It’s been proven that there’s a halo effect surrounding beautiful people — we hold doors open for them, laugh at their jokes when they’re not even funny, and assume they’re intelligent as long as they’re not actively drooling all over their chin.

It’s no surprise, then, that new research finds good-looking people tend to believe that life is fundamentally fair. The study, published in the journal "Psychological Report," indicates that physical attractiveness gives people confidence in a “just world.”

The Just World hypothesis is the assumption that there’s a universal force that restores moral balance. Good things happen to good people. Bad things happen to bad people. If something awful happens to you — your cat abandons you or you fall off the ski lift — you must have done something to deserve it. It’s an outlook that many believe makes you a terrible person.

“Previous work has consistently found that belief in a just world is strongly correlated with societal privilege,” the study reads. Its researchers are experts in the attractiveness stereotype — also known as the halo effect — which leads us to assume beautiful people are also smart, ambitious or interesting, and ugly people are stupid, stinky, and probably never get invited back home for Christmas.
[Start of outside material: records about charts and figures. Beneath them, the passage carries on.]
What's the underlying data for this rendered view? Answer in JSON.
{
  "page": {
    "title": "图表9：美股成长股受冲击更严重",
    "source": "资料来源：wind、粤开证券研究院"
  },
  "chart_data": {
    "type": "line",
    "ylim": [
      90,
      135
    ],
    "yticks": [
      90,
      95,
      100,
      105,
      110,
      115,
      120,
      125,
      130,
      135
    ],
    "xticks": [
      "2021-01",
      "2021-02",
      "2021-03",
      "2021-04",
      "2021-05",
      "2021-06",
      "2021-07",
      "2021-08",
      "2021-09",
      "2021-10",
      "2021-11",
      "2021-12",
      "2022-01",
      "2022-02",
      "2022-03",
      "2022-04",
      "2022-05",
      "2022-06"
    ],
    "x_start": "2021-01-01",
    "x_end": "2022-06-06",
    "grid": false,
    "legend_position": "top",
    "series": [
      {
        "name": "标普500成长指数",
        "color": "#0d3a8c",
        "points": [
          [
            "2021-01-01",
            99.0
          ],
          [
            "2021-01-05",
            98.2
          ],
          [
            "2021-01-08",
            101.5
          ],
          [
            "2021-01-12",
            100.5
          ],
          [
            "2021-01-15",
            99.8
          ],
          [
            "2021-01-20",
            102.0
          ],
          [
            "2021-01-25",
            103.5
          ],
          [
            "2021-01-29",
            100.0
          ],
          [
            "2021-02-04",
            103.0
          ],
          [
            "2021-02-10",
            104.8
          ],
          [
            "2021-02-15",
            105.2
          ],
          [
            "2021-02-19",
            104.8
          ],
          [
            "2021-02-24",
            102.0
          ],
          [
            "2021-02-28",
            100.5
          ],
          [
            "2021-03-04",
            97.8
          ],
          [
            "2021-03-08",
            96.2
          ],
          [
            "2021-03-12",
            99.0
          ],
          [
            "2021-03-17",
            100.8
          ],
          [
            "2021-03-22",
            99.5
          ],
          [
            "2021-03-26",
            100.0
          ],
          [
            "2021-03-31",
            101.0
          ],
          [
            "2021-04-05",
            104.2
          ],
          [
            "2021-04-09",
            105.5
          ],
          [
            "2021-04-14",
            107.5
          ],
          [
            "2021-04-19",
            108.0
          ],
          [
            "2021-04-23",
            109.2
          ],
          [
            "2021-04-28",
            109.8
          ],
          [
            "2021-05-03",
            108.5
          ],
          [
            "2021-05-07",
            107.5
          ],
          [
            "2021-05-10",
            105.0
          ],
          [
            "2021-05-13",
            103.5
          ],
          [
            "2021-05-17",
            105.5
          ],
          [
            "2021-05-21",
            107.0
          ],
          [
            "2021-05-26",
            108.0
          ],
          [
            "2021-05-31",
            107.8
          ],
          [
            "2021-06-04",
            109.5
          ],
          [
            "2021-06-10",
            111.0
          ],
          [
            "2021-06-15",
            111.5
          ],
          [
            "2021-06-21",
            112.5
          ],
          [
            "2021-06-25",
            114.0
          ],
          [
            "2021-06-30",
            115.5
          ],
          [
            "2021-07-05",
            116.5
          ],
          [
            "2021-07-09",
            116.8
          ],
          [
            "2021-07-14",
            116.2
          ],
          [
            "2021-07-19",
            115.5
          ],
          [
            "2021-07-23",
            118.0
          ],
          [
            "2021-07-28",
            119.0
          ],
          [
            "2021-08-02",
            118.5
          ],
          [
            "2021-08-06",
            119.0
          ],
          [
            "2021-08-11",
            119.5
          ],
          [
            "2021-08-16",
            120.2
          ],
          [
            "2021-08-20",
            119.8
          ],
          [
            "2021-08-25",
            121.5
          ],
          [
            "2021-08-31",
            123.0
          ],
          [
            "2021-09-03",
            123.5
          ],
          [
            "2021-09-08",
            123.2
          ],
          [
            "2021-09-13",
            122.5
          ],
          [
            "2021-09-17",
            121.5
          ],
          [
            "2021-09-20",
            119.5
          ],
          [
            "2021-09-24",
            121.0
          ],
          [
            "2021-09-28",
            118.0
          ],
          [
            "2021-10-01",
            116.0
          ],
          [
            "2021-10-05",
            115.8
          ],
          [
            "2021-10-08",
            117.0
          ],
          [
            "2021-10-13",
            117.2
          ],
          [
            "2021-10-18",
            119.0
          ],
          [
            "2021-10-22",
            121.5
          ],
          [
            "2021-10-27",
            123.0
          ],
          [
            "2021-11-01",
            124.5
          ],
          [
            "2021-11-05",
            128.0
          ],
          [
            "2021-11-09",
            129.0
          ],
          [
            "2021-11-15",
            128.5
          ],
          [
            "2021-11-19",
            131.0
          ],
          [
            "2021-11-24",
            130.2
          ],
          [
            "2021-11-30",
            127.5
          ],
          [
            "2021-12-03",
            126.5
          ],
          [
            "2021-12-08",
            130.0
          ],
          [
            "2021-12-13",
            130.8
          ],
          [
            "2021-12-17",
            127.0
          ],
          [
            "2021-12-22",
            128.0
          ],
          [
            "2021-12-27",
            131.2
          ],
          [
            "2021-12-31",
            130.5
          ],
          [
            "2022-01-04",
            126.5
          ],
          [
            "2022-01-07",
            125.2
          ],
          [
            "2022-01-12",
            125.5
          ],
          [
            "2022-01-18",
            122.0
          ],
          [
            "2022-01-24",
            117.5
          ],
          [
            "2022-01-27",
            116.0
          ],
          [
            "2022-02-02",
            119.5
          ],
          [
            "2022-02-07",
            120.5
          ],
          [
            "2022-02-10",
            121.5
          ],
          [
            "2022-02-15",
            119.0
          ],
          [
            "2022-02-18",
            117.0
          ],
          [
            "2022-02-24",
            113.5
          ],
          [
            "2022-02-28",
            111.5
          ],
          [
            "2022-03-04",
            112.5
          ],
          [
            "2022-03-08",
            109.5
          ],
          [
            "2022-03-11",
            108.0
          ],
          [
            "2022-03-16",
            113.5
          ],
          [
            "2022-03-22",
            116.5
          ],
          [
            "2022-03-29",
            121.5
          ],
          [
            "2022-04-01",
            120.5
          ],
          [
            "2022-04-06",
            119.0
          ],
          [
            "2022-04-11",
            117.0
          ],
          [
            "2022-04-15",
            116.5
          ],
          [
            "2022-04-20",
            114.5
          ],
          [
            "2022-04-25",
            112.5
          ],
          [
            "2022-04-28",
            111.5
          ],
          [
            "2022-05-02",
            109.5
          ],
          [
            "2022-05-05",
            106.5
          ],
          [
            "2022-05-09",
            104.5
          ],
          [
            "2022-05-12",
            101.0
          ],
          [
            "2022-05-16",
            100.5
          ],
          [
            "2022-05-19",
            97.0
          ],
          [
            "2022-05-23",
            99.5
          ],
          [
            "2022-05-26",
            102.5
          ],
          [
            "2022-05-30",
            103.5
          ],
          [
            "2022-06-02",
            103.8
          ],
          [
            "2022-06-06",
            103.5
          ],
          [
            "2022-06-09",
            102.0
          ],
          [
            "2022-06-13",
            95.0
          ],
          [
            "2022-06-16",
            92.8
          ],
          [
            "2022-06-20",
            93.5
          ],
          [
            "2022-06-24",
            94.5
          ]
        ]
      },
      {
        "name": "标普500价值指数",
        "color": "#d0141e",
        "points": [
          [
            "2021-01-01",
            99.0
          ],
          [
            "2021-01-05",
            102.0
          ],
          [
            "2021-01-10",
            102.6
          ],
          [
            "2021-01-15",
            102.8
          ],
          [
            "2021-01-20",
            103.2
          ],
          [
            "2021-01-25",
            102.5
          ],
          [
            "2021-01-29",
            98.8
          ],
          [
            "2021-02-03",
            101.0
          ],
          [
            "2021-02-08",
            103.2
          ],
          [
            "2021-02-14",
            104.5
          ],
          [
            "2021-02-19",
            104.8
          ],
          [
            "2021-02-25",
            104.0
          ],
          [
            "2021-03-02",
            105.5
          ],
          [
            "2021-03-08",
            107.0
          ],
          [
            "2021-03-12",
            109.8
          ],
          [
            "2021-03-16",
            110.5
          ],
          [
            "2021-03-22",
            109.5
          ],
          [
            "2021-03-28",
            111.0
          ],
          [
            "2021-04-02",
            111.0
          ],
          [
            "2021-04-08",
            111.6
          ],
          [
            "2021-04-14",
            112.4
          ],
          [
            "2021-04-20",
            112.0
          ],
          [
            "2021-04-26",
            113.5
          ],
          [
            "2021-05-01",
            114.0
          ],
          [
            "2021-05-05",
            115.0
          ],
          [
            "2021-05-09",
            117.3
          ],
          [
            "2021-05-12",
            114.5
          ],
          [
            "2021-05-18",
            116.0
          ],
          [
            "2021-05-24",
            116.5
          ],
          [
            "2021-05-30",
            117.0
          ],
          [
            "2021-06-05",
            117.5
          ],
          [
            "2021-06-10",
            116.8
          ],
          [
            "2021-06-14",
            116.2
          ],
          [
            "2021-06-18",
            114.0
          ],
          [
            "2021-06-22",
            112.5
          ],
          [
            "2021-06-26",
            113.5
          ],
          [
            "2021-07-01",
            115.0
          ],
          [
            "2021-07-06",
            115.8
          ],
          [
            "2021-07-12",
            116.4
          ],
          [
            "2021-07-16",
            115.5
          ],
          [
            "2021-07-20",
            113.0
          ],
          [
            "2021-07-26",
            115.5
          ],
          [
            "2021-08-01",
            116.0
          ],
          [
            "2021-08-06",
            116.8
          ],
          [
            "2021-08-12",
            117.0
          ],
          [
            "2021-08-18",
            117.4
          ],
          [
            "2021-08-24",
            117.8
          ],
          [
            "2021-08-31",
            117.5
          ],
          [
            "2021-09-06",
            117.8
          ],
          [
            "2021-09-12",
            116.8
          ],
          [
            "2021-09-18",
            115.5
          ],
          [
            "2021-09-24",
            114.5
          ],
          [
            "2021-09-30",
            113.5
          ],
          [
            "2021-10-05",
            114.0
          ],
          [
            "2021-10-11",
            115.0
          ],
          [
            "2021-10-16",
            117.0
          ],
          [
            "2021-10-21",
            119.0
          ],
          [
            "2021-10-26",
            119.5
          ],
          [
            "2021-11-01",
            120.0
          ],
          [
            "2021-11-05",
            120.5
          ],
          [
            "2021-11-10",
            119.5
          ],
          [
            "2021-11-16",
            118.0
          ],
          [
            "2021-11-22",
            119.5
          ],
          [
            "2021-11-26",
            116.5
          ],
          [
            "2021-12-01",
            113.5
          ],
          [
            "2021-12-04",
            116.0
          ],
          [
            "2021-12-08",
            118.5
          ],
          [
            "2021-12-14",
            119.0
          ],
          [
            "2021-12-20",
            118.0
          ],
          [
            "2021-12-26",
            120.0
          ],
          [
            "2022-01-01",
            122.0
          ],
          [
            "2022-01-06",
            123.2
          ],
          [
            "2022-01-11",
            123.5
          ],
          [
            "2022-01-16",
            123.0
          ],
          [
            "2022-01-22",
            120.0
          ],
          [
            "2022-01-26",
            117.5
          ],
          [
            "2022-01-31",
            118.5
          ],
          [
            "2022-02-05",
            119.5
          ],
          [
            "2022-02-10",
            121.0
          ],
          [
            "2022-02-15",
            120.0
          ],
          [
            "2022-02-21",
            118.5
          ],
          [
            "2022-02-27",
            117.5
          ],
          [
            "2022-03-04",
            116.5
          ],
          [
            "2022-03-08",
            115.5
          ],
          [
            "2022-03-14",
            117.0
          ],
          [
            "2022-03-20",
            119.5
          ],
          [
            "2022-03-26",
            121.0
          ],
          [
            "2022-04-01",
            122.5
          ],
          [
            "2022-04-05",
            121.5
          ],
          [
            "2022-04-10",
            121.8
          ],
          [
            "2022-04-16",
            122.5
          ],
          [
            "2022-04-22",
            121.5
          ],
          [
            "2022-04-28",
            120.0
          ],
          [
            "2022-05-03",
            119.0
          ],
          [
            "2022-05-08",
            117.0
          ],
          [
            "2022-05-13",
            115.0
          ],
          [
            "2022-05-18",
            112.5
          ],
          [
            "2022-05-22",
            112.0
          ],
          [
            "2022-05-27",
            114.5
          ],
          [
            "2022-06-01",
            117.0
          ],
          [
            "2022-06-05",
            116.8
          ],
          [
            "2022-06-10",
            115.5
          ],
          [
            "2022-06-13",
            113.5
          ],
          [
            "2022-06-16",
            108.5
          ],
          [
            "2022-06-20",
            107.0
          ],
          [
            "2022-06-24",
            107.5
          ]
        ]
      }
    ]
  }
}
Knowing that pretty faces receive favorable treatment throughout their lives led the researchers to hypothesize that attractive folks are more likely to believe that our “just world” gives people what they deserve. And they were right.

However, their results come with some caveats — mainly that the participants in the study were mostly college-aged Americans. When you’re in college, appearance seems the most important thing in the world. You’ll starve yourself to look good for Spring Break, take millions of selfies and delete the 99.9 percent that are too unflattering.

As they get older, college students might come to re-evaluate their perspectives on the importance of looking like a Kardashian. Until a new study expands on the age range of its participants, it’s impossible to know if the findings stay true as we age, or as the world continues to beat the shit out of all those who inhabit it.